Wir begrüßen daher ausdrücklich, dass sich die Regierungsfraktionen hier in Niedersachsen laut aktuellem Koalitionsvertrag und auch die Landesregierung zu einer Stärkung der Mitbestimmung der Betriebsräte bekennen und für Tarifautonomie und Tarifbindung eintreten. Wir wollen das Betriebsverfassungsgesetz novellieren.

Aber auch Union und SPD auf Bundesebene haben im Koalitionsvertrag z. B. vereinbart, das allgemeine Initiativrecht für Betriebsräte für Weiterbildung zu stärken. Das ist gerade beim Thema Digitalisierung außerordentlich wichtig; denn die

Ansprüche an die Qualität der Arbeit, die Qualität der Mitarbeiterinnen und Mitarbeiter und an die Qualität des Arbeitserfolges werden im Zeitalter der Digitalisierung steigen. Deswegen sind Qualifizierungsmaßnahmen unumgänglich, um Jobverluste zu vermeiden - Stichwort: lebenslanges Lernen.

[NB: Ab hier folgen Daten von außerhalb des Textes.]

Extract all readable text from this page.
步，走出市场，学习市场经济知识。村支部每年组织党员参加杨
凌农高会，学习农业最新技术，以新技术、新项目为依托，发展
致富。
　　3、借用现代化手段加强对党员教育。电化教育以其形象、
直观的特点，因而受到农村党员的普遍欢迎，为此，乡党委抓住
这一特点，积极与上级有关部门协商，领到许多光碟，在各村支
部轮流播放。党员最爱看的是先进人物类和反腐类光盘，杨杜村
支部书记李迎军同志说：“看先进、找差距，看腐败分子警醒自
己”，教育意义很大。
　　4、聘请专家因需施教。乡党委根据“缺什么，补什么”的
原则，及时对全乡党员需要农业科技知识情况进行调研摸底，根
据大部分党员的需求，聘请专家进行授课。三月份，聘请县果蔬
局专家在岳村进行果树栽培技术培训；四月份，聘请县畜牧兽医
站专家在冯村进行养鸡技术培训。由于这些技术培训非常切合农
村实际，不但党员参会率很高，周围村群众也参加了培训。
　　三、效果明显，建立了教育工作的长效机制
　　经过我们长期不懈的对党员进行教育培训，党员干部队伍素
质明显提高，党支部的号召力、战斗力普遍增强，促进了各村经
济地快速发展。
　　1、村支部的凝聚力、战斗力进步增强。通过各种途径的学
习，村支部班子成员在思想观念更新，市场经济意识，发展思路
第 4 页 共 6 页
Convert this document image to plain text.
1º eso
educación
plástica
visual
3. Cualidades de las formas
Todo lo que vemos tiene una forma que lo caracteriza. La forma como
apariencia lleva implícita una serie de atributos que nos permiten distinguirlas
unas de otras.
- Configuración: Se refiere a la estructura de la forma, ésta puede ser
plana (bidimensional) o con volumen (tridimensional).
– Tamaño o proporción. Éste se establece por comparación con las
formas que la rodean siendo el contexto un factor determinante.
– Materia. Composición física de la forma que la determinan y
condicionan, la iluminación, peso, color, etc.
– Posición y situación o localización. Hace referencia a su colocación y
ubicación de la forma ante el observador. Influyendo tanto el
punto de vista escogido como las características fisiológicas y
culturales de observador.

Auch die Bundesregierung setzt sich laut Koalitionsvertrag dafür ein, bei grenzüberschreitenden Sitzverlagerungen, z. B. von Gesellschaften, die nationalen Vorschriften über die Mitbestimmung zu sichern. „Sozialpartnerschaft“ ist hier das Stichwort. Wir als Koalitionäre in Niedersachsen wollen die Bundesregierung ermuntern, diesen Teil des Koalitionsvertrages auf Bundesebene zügig umzusetzen, meine Damen und Herren.

(Beifall bei der SPD)

Liebe Kolleginnen und Kollegen, es geht aber nicht nur um die Stärkung der Mitbestimmung, es geht vor allen Dingen auch darum, die Errungenschaften der Sozialpartnerschaft - das will ich an dieser Stelle noch einmal sehr deutlich sagen - zwischen Arbeitnehmervertretern und Arbeitgebern hervorzuheben. Das deutsche Mitbestimmungsrecht, das Betriebsverfassungsgesetz und das System der Sozialpartnerschaft sind wichtige Errungenschaften in Deutschland, die es zu verteidigen und aus unserer Sicht auszubauen gilt. Vor allem aber hat die Sozialpartnerschaft dazu geführt, dass die Bundesrepublik wirtschaftlich außerordentlich erfolgreich ist.

Die Sozialpartner tragen gemeinsam Verantwortung für gute Arbeitsbedingungen und tragen damit entscheidend zum sozialen Frieden bei. Das Thema sozialer Friede ist für uns ein wichtiger Standortfaktor. Sozialer Friede ist Voraussetzung für Wettbewerbsfähigkeit und vor allen Dingen für die Gewinnung qualifizierter Fachkräfte.

Nicht zuletzt haben das Institut der deutschen Wirtschaft mit Sitz in Köln und das Handelsblatt - beide sicherlich gewerkschaftlicher Umtriebe unverdächtig - erst jüngst festgestellt, dass es in Deutschland deutlich weniger Streiks als im restlichen Europa gibt. Einmal die Statistik bemüht: Pro Jahr kommen auf 1 000 Beschäftigte in Deutschland nur sieben arbeitskampfbedingte Ausfalltage. Streikweltmeister sind dagegen die Franzosen mit 123 Streiktagen pro Jahr, gefolgt von den Dänen mit 118 Streiktagen. Deutschland steht nach dieser Statistik des Instituts der deutschen Wirtschaft von 22 untersuchten Nationen gerade einmal auf

Platz 14. Auf Platz 1 stehen, wie gesagt, wegen ihrer Streikfreudigkeit die Franzosen.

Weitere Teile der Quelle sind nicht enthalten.